There’s something about a head cold that puts me in mind of an apocalypse. I don’t sleep, food loses its taste and thus its pleasure, and as I drown in snot and soggy Kleenex, I despair for humanity and myself.

It sounds melodramatic. When I think about the relative ease of a cold compared to what could be, it seems silly and weak and trivial.

However, I think it’s a good example of the connection between our physical health and our mental health. When my body is fighting a bug of some sort, the effort taxes every dimension of who I am. My thinking slows and I lose the ability to focus (even more than normal). My emotions break free from their usual channels and run wild. All the upheaval of mucus and the exhaustion weighs down my spirit while the stopped-up ears simultaneously mute the distractions of the superficial and amplify existential questions of life. The armor of manners and social graces and keeping up appearances rips away, exposing all my character flaws and the Kleenex stuffed up my nose (imagine my horror at realizing I just drove through town, at rush hour, with a Kleenex hanging from my nose!). There I sit, like the proverbial Job, on the trash pile of all my failures as a human being, emotionally and spiritually raw and guilt-ridden, scratching at myself with the shards of questions like “What’s it all for, anyway?”

This has been one of those weeks. One of my kids caught a cold and then a stomach bug, then shared it (the cold fortunately, not the stomach bug) with me. I caught it worse than usual because I’m physically weary. We’re in the 4th week of a solid stretch of schedule mayhem in which we’ve had only 3 nights without anything planned. I’ve had a very welcome surge in work, which helps after a very tight few months money-wise, but also means I haven’t been able to take a day off. Add to all of this my escalating struggle with both the concept and the current reality of “church” and it’s no surprise that I was looking for the end of the world this weekend.

hand holding clump of soil and a plant

It has taken my lifetime, but I’m finally learning to spot this pattern and treat all of me sooner. In addition to taking vitamins, I take things off my plate. I shut down the computer and put my phone on silent. I seek quiet, staying home instead of going out, or if I must go out, watching the swirl of activity from the shore instead of swirling around in it. If at all possible, I get outdoors — take a walk, work in the yard, put in some quality time in our hammock, or sit on the porch by myself with a cup of coffee.

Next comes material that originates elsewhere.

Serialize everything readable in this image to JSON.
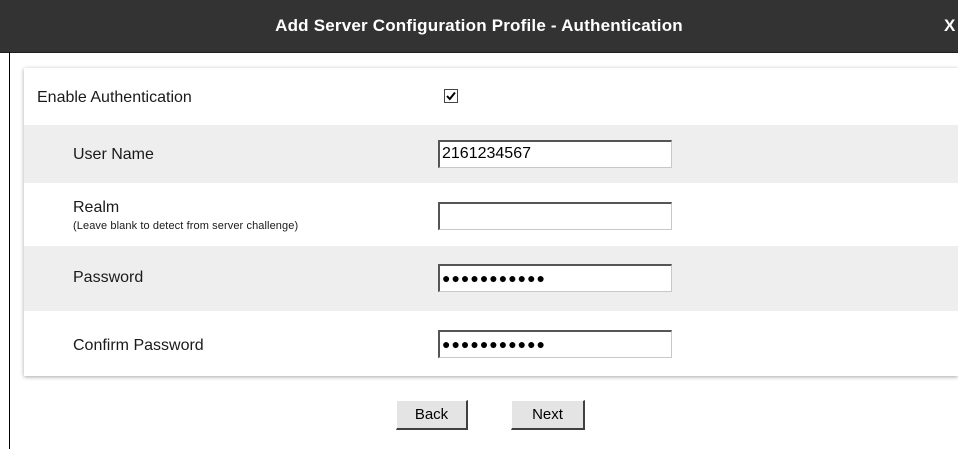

Friday I realized I was in free-fall, and I pulled the cord on my parachute. This weekend was about rest, perspective, and recovering health. [Unfortunately, in the middle of writing this post, another one of my kids came down with the stomach flu. I’m going to need another weekend of rest!]

Building in margin helps prevent depression from getting its hooks back into me again. It’s been stalking me from the perimeter the last couple of weeks, waiting in the shadows for me to collapse. It tries to bait me with lures like cocooning myself away from all the garbage of dealing with people, or having a drink to dull the pain, or distracting myself from real life with virtual diversions.

These are very attractive when real life makes me physically ill (hello stress stomach), or throws me into a blind rage at the injustice of it all, or sparks desperate tears in the middle of a church service. But they don’t help.

Getting my hands in the dirt and cultivating new plant life helps. Soaking up sunshine and birdsong helps. Stepping away from superficial distractions and focusing on the moment helps. Focusing my thoughts on well-worn prayers when I can’t think what to say myself helps. Of course these aren’t magic bullets, but they help slow the descent and remind me that I’m not completely at the mercy of my circumstances and biology.

What helps you when you despair of humanity and yourself?